Marrow is good food. Part of the reason dogs chew on bones is to crush them to get the marrow. We can get the benefits of marrow into the diet (and all the other nutrients needed for healthy bones and joints) by making broth. One of the most valuable pieces of information I acquired from Sally Fallon’s Nourishing Traditions books was the information about making broth. It’s something few people do anymore, but after reading about the benefits of broth, I began making it myself.

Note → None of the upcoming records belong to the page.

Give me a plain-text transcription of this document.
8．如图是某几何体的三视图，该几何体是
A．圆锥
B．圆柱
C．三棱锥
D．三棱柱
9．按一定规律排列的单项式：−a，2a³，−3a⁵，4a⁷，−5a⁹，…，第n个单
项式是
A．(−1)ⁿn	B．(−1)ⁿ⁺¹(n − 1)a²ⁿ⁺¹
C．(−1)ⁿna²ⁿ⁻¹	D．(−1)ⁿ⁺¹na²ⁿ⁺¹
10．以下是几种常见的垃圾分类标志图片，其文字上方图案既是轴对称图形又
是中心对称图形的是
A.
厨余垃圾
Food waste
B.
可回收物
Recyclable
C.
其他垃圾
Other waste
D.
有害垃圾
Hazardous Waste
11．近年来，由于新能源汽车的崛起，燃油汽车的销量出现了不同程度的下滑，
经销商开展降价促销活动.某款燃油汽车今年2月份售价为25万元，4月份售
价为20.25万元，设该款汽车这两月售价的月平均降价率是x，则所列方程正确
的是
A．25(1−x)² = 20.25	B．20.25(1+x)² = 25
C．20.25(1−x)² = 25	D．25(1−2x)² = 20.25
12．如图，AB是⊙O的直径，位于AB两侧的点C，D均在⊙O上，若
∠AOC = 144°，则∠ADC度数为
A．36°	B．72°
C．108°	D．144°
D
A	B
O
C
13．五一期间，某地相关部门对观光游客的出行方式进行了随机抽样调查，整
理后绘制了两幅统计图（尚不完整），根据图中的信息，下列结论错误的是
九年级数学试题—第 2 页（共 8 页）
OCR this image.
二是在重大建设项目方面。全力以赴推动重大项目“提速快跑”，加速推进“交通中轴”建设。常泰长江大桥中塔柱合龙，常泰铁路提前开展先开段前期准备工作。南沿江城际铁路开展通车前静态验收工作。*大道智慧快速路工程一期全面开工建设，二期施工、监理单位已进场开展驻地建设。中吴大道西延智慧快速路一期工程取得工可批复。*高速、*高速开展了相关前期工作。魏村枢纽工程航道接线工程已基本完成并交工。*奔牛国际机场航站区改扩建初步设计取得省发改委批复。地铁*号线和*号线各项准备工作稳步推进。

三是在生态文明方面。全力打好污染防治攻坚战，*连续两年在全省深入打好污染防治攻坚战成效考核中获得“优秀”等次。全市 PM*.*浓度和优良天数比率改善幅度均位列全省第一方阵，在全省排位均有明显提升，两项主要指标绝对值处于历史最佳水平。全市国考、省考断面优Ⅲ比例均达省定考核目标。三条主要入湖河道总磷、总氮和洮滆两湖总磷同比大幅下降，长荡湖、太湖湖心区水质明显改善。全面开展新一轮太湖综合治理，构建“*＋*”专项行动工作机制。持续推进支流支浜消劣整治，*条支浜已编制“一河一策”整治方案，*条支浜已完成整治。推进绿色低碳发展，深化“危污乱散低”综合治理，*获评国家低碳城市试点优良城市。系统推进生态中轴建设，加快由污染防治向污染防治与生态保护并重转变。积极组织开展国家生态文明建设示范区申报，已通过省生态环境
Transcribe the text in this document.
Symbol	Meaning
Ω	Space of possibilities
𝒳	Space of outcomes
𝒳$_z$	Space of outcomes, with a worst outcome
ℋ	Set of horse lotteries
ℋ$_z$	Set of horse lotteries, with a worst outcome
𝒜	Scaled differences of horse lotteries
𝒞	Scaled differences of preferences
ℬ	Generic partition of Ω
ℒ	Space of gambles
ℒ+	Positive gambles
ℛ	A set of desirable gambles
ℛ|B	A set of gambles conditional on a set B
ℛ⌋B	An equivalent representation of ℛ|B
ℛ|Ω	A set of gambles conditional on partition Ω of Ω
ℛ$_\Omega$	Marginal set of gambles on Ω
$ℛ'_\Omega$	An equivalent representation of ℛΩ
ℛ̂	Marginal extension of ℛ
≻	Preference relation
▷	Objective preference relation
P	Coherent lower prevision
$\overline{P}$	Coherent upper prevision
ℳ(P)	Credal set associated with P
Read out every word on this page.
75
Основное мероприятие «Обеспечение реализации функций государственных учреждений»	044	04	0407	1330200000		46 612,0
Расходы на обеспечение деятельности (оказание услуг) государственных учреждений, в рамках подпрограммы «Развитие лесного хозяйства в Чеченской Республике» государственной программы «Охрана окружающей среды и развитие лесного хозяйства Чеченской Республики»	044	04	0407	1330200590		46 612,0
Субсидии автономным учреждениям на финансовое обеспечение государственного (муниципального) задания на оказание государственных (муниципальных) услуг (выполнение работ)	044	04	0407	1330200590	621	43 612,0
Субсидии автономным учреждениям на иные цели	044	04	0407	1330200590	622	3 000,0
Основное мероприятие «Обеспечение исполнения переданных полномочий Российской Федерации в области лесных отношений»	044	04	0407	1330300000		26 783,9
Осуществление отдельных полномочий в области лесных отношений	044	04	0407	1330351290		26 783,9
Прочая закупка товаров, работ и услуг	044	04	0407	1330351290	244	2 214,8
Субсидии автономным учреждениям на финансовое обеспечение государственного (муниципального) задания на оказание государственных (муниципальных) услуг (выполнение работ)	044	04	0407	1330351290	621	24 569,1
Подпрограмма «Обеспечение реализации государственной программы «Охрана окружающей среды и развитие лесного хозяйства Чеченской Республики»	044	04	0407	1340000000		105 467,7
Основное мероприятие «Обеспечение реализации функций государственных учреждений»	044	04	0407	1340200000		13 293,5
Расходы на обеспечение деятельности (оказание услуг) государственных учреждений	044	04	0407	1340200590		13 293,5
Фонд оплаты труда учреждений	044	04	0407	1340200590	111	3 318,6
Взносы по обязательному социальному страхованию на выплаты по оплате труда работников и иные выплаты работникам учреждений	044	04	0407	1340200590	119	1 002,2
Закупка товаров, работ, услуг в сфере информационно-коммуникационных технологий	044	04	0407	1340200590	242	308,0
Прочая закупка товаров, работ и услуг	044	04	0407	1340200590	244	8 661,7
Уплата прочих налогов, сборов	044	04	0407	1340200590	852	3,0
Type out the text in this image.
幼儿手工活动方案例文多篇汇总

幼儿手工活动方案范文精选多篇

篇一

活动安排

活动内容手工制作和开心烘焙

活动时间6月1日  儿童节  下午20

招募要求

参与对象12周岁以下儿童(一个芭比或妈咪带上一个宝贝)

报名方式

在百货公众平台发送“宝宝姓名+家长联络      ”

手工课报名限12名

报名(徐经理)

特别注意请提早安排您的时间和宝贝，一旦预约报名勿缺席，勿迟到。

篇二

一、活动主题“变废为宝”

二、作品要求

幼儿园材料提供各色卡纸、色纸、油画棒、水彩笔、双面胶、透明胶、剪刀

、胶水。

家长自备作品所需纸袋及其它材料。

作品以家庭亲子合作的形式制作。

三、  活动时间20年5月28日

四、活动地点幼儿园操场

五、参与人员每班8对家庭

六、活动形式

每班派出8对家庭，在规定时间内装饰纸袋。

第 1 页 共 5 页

Perhaps you’ve heard of using chicken soup for colds? Well, the chicken soup that works is one made with real chicken broth, which is made by simmering the whole chicken, bones and all, which extracts all that goodness from the bones, marrow and joints. This nutrient-rich liquid is not only good for your immune system, it’s good for your bones, teeth, hair, skin, nails, muscles, nerves, digestion and liver, too.<
Broth isn’t hard to make. Put your bones and meat scraps in a large pot of cold water with some vegetables like onions, celery and carrots, cut into large pieces. Add 1/4 to 1/2 cup of vinegar and let it soak for about one hour. Then bring the whole mixture to a boil. Reduce the heat to a simmer and simmer the mixture for 8-12 hours. Strain off the broth, pick out the meat and throw everything else away. There's also an article on this website about making bone broth. For additional healp, get a copy of Nourishing Traditions or go to the Weston Price organization website.
I hope you have a new appreciation for the importance of healthy bones to a healthy life and a better understanding of what you need to do to keep your bones strong. May you have health in your navel and marrow in your bones, so you can live a long, healthy and happy life.